The question has been asked as to whether providing advice might delay criminal proceedings. We do not believe that it would. Criminal proceedings are likely to be more secure where the victim has representation and support and has an understanding of the process what is involved in the process and what they may have to go through in the future. A well-considered scheme, such as those in place by the Legal Aid Board, and that safeguard continuous legal representation, are likely to speed up rather than delay proceedings. Our vision of an appropriate scheme for the victim is one that runs in tandem with the case rather than part of the proceedings. It is important to acknowledge that the accused's rights are no way diminished by improving the victims understanding of the process. A fair trial is crucial. We also wish to assist and aid any victim within legal parameters in respect of the trial process. Our submission to the O’Malley review identified a number of reforms that, hopefully, will be reflected in the final report. These reforms are more likely to reduce delays, and include the introduction of pretrial hearings; specialist training for the Judiciary, An Garda Síochána and other agencies; supports and information to victims throughout the process; the adequate resourcing of the aid and the courts; and case management by the courts.

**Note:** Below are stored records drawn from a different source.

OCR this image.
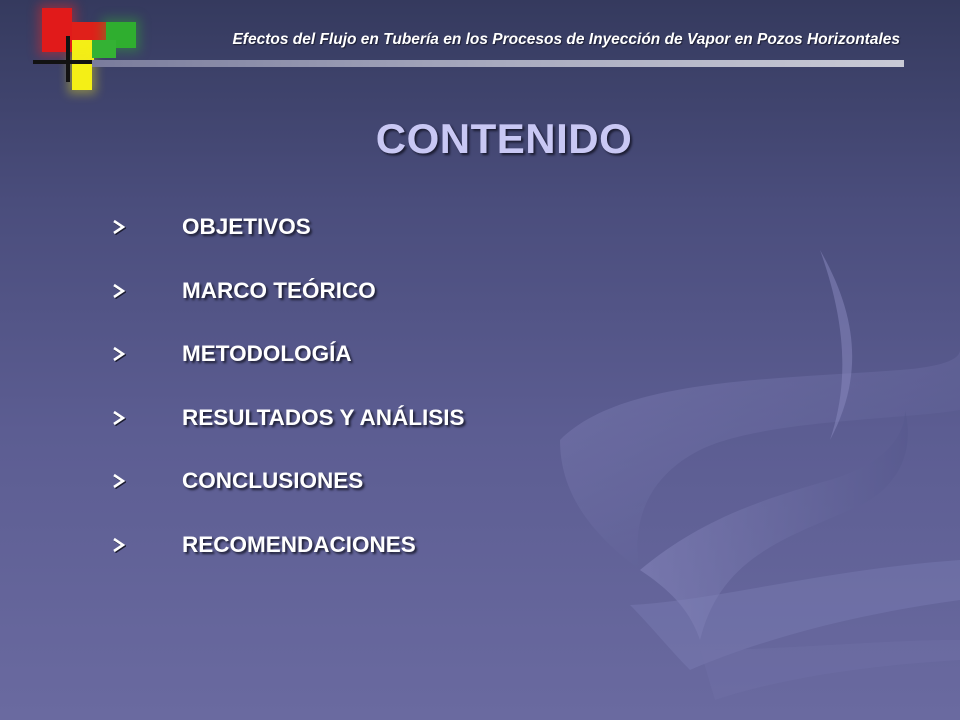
Efectos del Flujo en Tubería en los Procesos de Inyección de Vapor en Pozos Horizontales
CONTENIDO
OBJETIVOS
MARCO TEÓRICO
METODOLOGÍA
RESULTADOS Y ANÁLISIS
CONCLUSIONES
RECOMENDACIONES
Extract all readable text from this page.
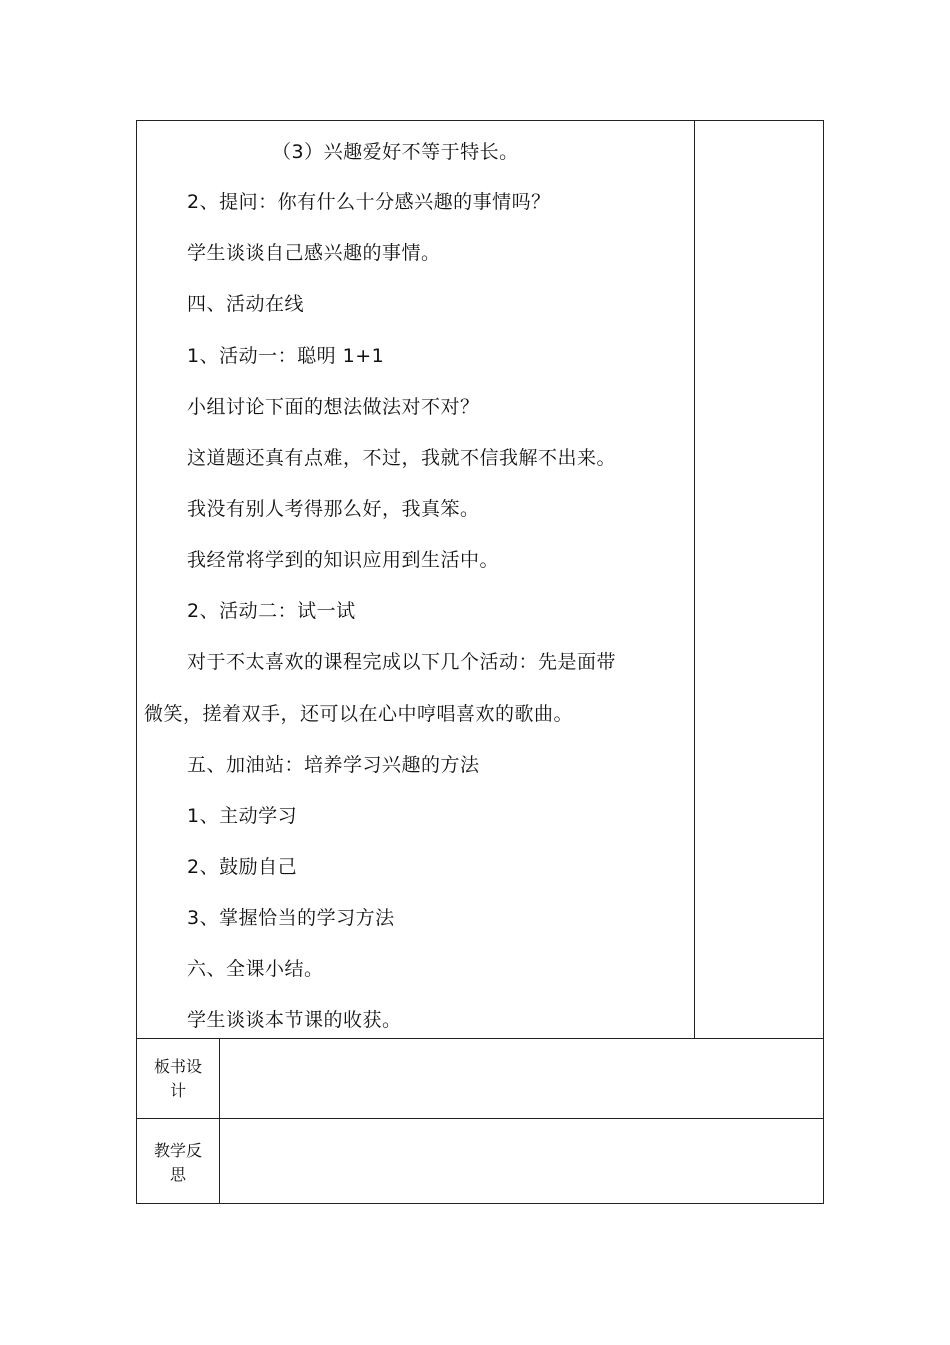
（3）兴趣爱好不等于特长。
2、提问：你有什么十分感兴趣的事情吗？
学生谈谈自己感兴趣的事情。
四、活动在线
1、活动一：聪明 1+1
小组讨论下面的想法做法对不对？
这道题还真有点难，不过，我就不信我解不出来。
我没有别人考得那么好，我真笨。
我经常将学到的知识应用到生活中。
2、活动二：试一试
对于不太喜欢的课程完成以下几个活动：先是面带
微笑，搓着双手，还可以在心中哼唱喜欢的歌曲。
五、加油站：培养学习兴趣的方法
1、主动学习
2、鼓励自己
3、掌握恰当的学习方法
六、全课小结。
学生谈谈本节课的收获。
板书设
计
教学反
思
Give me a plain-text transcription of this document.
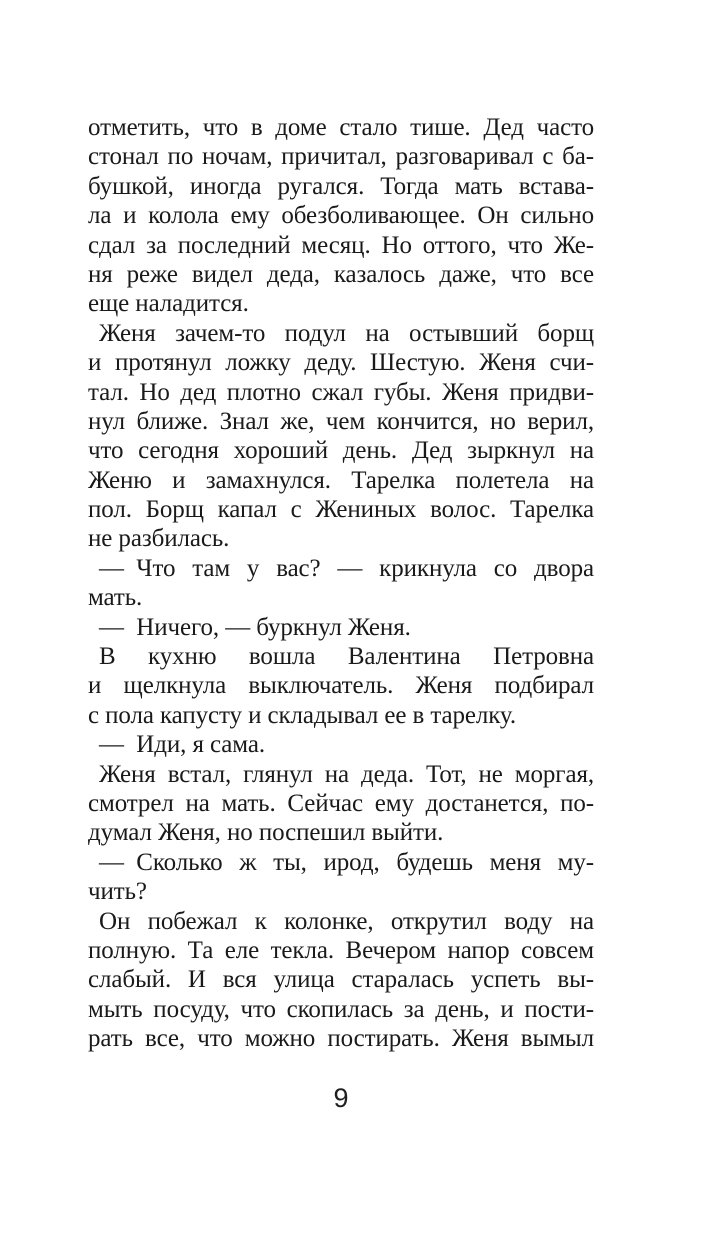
отметить, что в доме стало тише. Дед часто
стонал по ночам, причитал, разговаривал с ба-
бушкой, иногда ругался. Тогда мать встава-
ла и колола ему обезболивающее. Он сильно
сдал за последний месяц. Но оттого, что Же-
ня реже видел деда, казалось даже, что все
еще наладится.
Женя зачем-то подул на остывший борщ
и протянул ложку деду. Шестую. Женя счи-
тал. Но дед плотно сжал губы. Женя придви-
нул ближе. Знал же, чем кончится, но верил,
что сегодня хороший день. Дед зыркнул на
Женю и замахнулся. Тарелка полетела на
пол. Борщ капал с Жениных волос. Тарелка
не разбилась.
— Что там у вас? — крикнула со двора
мать.
— Ничего, — буркнул Женя.
В кухню вошла Валентина Петровна
и щелкнула выключатель. Женя подбирал
с пола капусту и складывал ее в тарелку.
— Иди, я сама.
Женя встал, глянул на деда. Тот, не моргая,
смотрел на мать. Сейчас ему достанется, по-
думал Женя, но поспешил выйти.
— Сколько ж ты, ирод, будешь меня му-
чить?
Он побежал к колонке, открутил воду на
полную. Та еле текла. Вечером напор совсем
слабый. И вся улица старалась успеть вы-
мыть посуду, что скопилась за день, и пости-
рать все, что можно постирать. Женя вымыл
9
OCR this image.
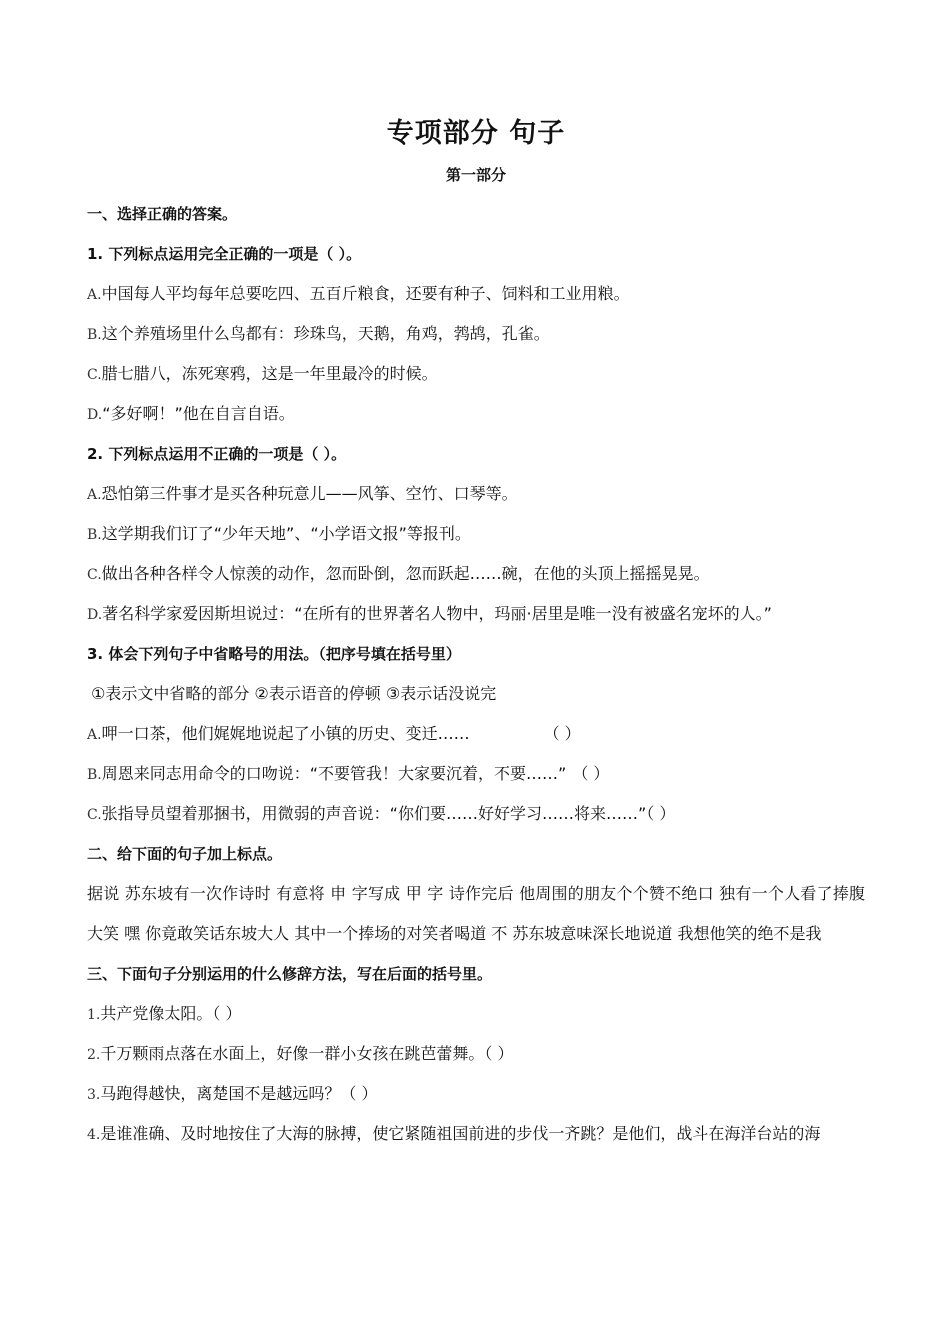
专项部分 句子
第一部分
一、选择正确的答案。
1. 下列标点运用完全正确的一项是（ ）。
A.中国每人平均每年总要吃四、五百斤粮食，还要有种子、饲料和工业用粮。
B.这个养殖场里什么鸟都有：珍珠鸟，天鹅，角鸡，鹁鸪，孔雀。
C.腊七腊八，冻死寒鸦，这是一年里最冷的时候。
D.“多好啊！”他在自言自语。
2. 下列标点运用不正确的一项是（ ）。
A.恐怕第三件事才是买各种玩意儿——风筝、空竹、口琴等。
B.这学期我们订了“少年天地”、“小学语文报”等报刊。
C.做出各种各样令人惊羡的动作，忽而卧倒，忽而跃起……碗，在他的头顶上摇摇晃晃。
D.著名科学家爱因斯坦说过：“在所有的世界著名人物中，玛丽·居里是唯一没有被盛名宠坏的人。”
3. 体会下列句子中省略号的用法。（把序号填在括号里）
①表示文中省略的部分 ②表示语音的停顿 ③表示话没说完
A.呷一口茶，他们娓娓地说起了小镇的历史、变迁……	（ ）
B.周恩来同志用命令的口吻说：“不要管我！大家要沉着，不要……” （ ）
C.张指导员望着那捆书，用微弱的声音说：“你们要……好好学习……将来……”（ ）
二、给下面的句子加上标点。

据说 苏东坡有一次作诗时 有意将 申 字写成 甲 字 诗作完后 他周围的朋友个个赞不绝口 独有一个人看了捧腹大笑 嘿 你竟敢笑话东坡大人 其中一个捧场的对笑者喝道 不 苏东坡意味深长地说道 我想他笑的绝不是我

三、下面句子分别运用的什么修辞方法，写在后面的括号里。
1.共产党像太阳。（ ）
2.千万颗雨点落在水面上，好像一群小女孩在跳芭蕾舞。（ ）
3.马跑得越快，离楚国不是越远吗？（ ）
4.是谁准确、及时地按住了大海的脉搏，使它紧随祖国前进的步伐一齐跳？是他们，战斗在海洋台站的海
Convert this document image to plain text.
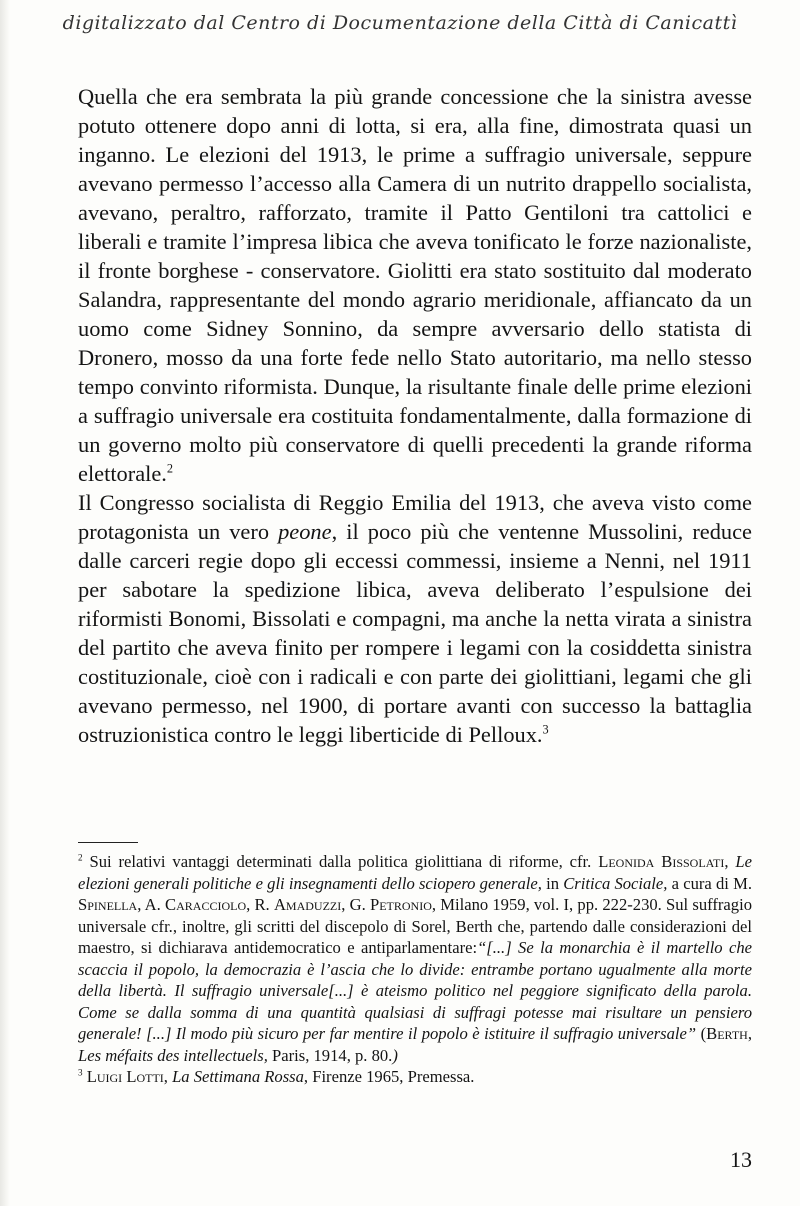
digitalizzato dal Centro di Documentazione della Città di Canicattì

Quella che era sembrata la più grande concessione che la sinistra avesse potuto ottenere dopo anni di lotta, si era, alla fine, dimostrata quasi un inganno. Le elezioni del 1913, le prime a suffragio universale, seppure avevano permesso l’accesso alla Camera di un nutrito drappello socialista, avevano, peraltro, rafforzato, tramite il Patto Gentiloni tra cattolici e liberali e tramite l’impresa libica che aveva tonificato le forze nazionaliste, il fronte borghese - conservatore. Giolitti era stato sostituito dal moderato Salandra, rappresentante del mondo agrario meridionale, affiancato da un uomo come Sidney Sonnino, da sempre avversario dello statista di Dronero, mosso da una forte fede nello Stato autoritario, ma nello stesso tempo convinto riformista. Dunque, la risultante finale delle prime elezioni a suffragio universale era costituita fondamentalmente, dalla formazione di un governo molto più conservatore di quelli precedenti la grande riforma elettorale.$^2$

Il Congresso socialista di Reggio Emilia del 1913, che aveva visto come protagonista un vero peone, il poco più che ventenne Mussolini, reduce dalle carceri regie dopo gli eccessi commessi, insieme a Nenni, nel 1911 per sabotare la spedizione libica, aveva deliberato l’espulsione dei riformisti Bonomi, Bissolati e compagni, ma anche la netta virata a sinistra del partito che aveva finito per rompere i legami con la cosiddetta sinistra costituzionale, cioè con i radicali e con parte dei giolittiani, legami che gli avevano permesso, nel 1900, di portare avanti con successo la battaglia ostruzionistica contro le leggi liberticide di Pelloux.$^3$

$^2$ Sui relativi vantaggi determinati dalla politica giolittiana di riforme, cfr. Leonida Bissolati, Le elezioni generali politiche e gli insegnamenti dello sciopero generale, in Critica Sociale, a cura di M. Spinella, A. Caracciolo, R. Amaduzzi, G. Petronio, Milano 1959, vol. I, pp. 222-230. Sul suffragio universale cfr., inoltre, gli scritti del discepolo di Sorel, Berth che, partendo dalle considerazioni del maestro, si dichiarava antidemocratico e antiparlamentare:“[...] Se la monarchia è il martello che scaccia il popolo, la democrazia è l’ascia che lo divide: entrambe portano ugualmente alla morte della libertà. Il suffragio universale[...] è ateismo politico nel peggiore significato della parola. Come se dalla somma di una quantità qualsiasi di suffragi potesse mai risultare un pensiero generale! [...] Il modo più sicuro per far mentire il popolo è istituire il suffragio universale” (Berth, Les méfaits des intellectuels, Paris, 1914, p. 80.)

$^3$ Luigi Lotti, La Settimana Rossa, Firenze 1965, Premessa.

13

The Government expressed concern that the scope of the Bill and the challenge of defining the offences. However, current sexual offences legislation, in particular the 2017 Act, as well as the Domestic Violence Act 2018, provide assistance in identifying classes or categories of victims that would benefit from this Bill. Broadly, legal aid is limited to those who are victims of aggravated sexual assault, rape, incest and child defilement. A question that arises, which relates to our values as a society, is whether all people who claim that their personal dignity and privacy and safety has been violated should be afforded legal aid and representation.
We urge the committee to appreciate Ireland's obligations under EU and international law and how this Bill plays an important part in it. We urge it to fully engage with the O'Malley report that is due to be published, hopefully by the end of the year or perhaps by early next year. Resourcing and specialisation are vital building blocks. State agencies, including An Garda Síochána, the Society, Bar Council and NGOs such as the Rape Crises Network all have a part to play. A collaborative approach will be doing the State some service.
To conclude, the victim must be put front and centre, and how their interests are best protected, forms part of that obligation. Ms Breathnach and I look forward to engaging with the committee on any questions it may have.